Mother to lose her home over mortgage difficulties

A mother and daughter face losing their home, valued at €55,000, after the High Court upheld objections by a financial services firm to her proposed personal insolvency arrangement (PIA).

Mother to lose her home over mortgage difficulties

The PIA was opposed by Pepper Finance Corporation (Ireland) DAC, which held a debt of €151,975 secured on the woman's home in Co Tipperary.

The woman, a part-time book- keeper, hoped the PIA would mean she could stay in her home, but Pepper’s opposition led to it being voted down at a creditors’ meeting in June 2016. She has total debts of €166,643 and her other creditor, Affinity Credit Union Ltd, supported the PIA.

The woman ran into difficulties in meeting mortgage payments in 2014 and made five late payments that year, which were accepted by her lender. Her PIA proposed restructuring her mortgage, writing off a substantial portion of the debt, interest-only payments over six years, and payment of capital and interest on an annuity basis for the balance of the 25-year term.

After the Circuit Court upheld Pepper’s objection to the PIA, the woman appealed to the High Court.

Ms Justice Marie Baker, while expressing sympathy for the woman and describing the outcome as “harsh”, said she must dismiss the appeal.

The net issue was whether the debt was a “relevant debt” within Section 115A(9) of the PIA Acts 2012-15, which allow the courts approve a PIA to protect a family home after creditors have rejected it.

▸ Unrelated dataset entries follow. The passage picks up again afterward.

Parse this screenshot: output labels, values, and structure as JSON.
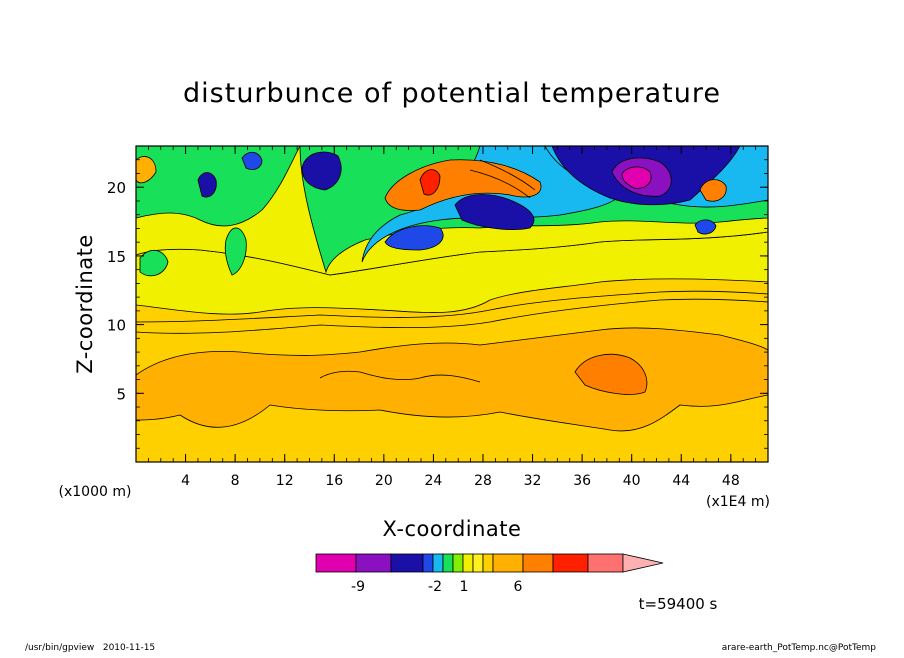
{
  "chart_data": {
    "type": "heatmap",
    "title": "disturbunce of potential temperature",
    "xlabel": "X-coordinate",
    "ylabel": "Z-coordinate",
    "x_unit": "(x1E4 m)",
    "y_unit": "(x1000 m)",
    "xlim": [
      0,
      51
    ],
    "ylim": [
      0,
      23
    ],
    "x_ticks": [
      "4",
      "8",
      "12",
      "16",
      "20",
      "24",
      "28",
      "32",
      "36",
      "40",
      "44",
      "48"
    ],
    "y_ticks": [
      "5",
      "10",
      "15",
      "20"
    ],
    "colorbar": {
      "colors": [
        "#e000b0",
        "#8a10c0",
        "#1a10a8",
        "#1e48e8",
        "#18b8f0",
        "#18e058",
        "#80f000",
        "#f0f000",
        "#fff020",
        "#ffd000",
        "#ffb000",
        "#ff8000",
        "#ff2000",
        "#ff7070",
        "#ffb0b0"
      ],
      "tick_labels": [
        "-9",
        "-2",
        "1",
        "6"
      ]
    },
    "time_label": "t=59400 s",
    "footer_left": "/usr/bin/gpview   2010-11-15",
    "footer_right": "arare-earth_PotTemp.nc@PotTemp"
  }
}
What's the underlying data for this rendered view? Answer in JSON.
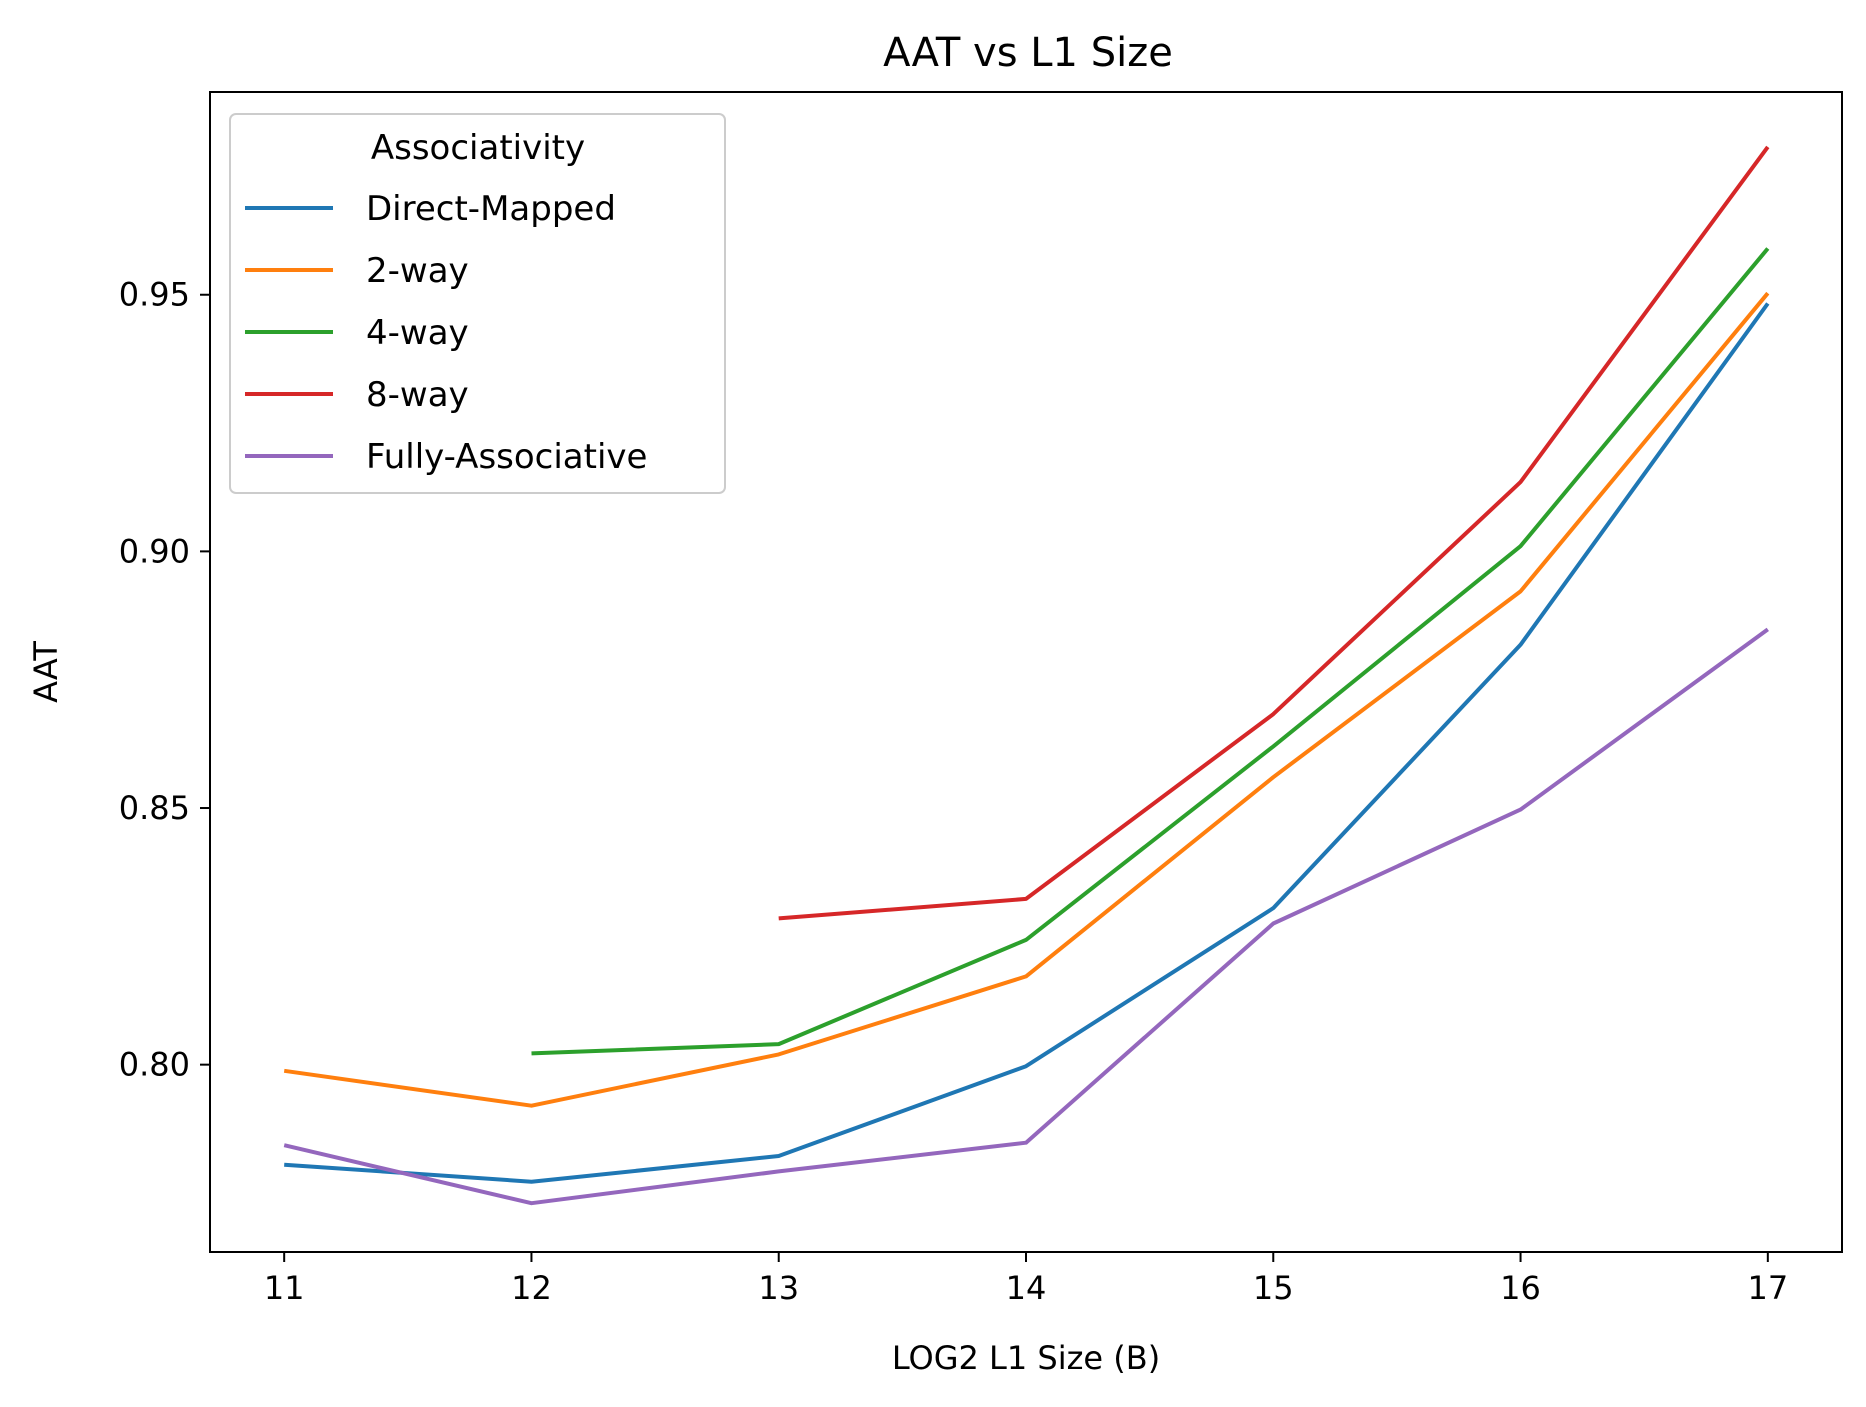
{
  "chart_data": {
    "type": "line",
    "title": "AAT vs L1 Size",
    "xlabel": "LOG2 L1 Size (B)",
    "ylabel": "AAT",
    "xlim": [
      10.7,
      17.3
    ],
    "ylim": [
      0.7635,
      0.9895
    ],
    "x_ticks": [
      11,
      12,
      13,
      14,
      15,
      16,
      17
    ],
    "x_tick_labels": [
      "11",
      "12",
      "13",
      "14",
      "15",
      "16",
      "17"
    ],
    "y_ticks": [
      0.8,
      0.85,
      0.9,
      0.95
    ],
    "y_tick_labels": [
      "0.80",
      "0.85",
      "0.90",
      "0.95"
    ],
    "grid": false,
    "legend": {
      "title": "Associativity",
      "placement": "upper left"
    },
    "series": [
      {
        "name": "Direct-Mapped",
        "color": "#1f77b4",
        "points": [
          [
            11,
            0.7805
          ],
          [
            12,
            0.7772
          ],
          [
            13,
            0.7822
          ],
          [
            14,
            0.7997
          ],
          [
            15,
            0.8305
          ],
          [
            16,
            0.8818
          ],
          [
            17,
            0.9483
          ]
        ]
      },
      {
        "name": "2-way",
        "color": "#ff7f0e",
        "points": [
          [
            11,
            0.7988
          ],
          [
            12,
            0.792
          ],
          [
            13,
            0.802
          ],
          [
            14,
            0.8172
          ],
          [
            15,
            0.856
          ],
          [
            16,
            0.8922
          ],
          [
            17,
            0.9503
          ]
        ]
      },
      {
        "name": "4-way",
        "color": "#2ca02c",
        "points": [
          [
            12,
            0.8022
          ],
          [
            13,
            0.804
          ],
          [
            14,
            0.8243
          ],
          [
            15,
            0.862
          ],
          [
            16,
            0.901
          ],
          [
            17,
            0.959
          ]
        ]
      },
      {
        "name": "8-way",
        "color": "#d62728",
        "points": [
          [
            13,
            0.8285
          ],
          [
            14,
            0.8323
          ],
          [
            15,
            0.8683
          ],
          [
            16,
            0.9135
          ],
          [
            17,
            0.9788
          ]
        ]
      },
      {
        "name": "Fully-Associative",
        "color": "#9467bd",
        "points": [
          [
            11,
            0.7843
          ],
          [
            12,
            0.773
          ],
          [
            13,
            0.7792
          ],
          [
            14,
            0.7848
          ],
          [
            15,
            0.8275
          ],
          [
            16,
            0.8497
          ],
          [
            17,
            0.8848
          ]
        ]
      }
    ]
  }
}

Section 115 defines a “relevant debt” as one secured over a debtor’s family home and requires a debtor in arrears before the January 1, 2015, cut-off for the provision to have entered into an alternative arrangement with the secured creditor concerned.

The judge said €151,976 is owed to Pepper and the court is required to balance interests of debtors and creditors.

While the woman undoubtedly had difficulties meeting mortgage payments in 2014, because of the January 1, 2015, cut-off and because she proactively engaged with her lender and made late payments by alternative means which were accepted, she was not actually in arrears by the cut-off date, the judge said.

The ad hoc acceptance of breach of the mortgage agreement could not be called an alternative arrangement and the woman had not reached an arrangement for amended terms and conditions of repayment necessary to bring her within Section 115A(9), she ruled.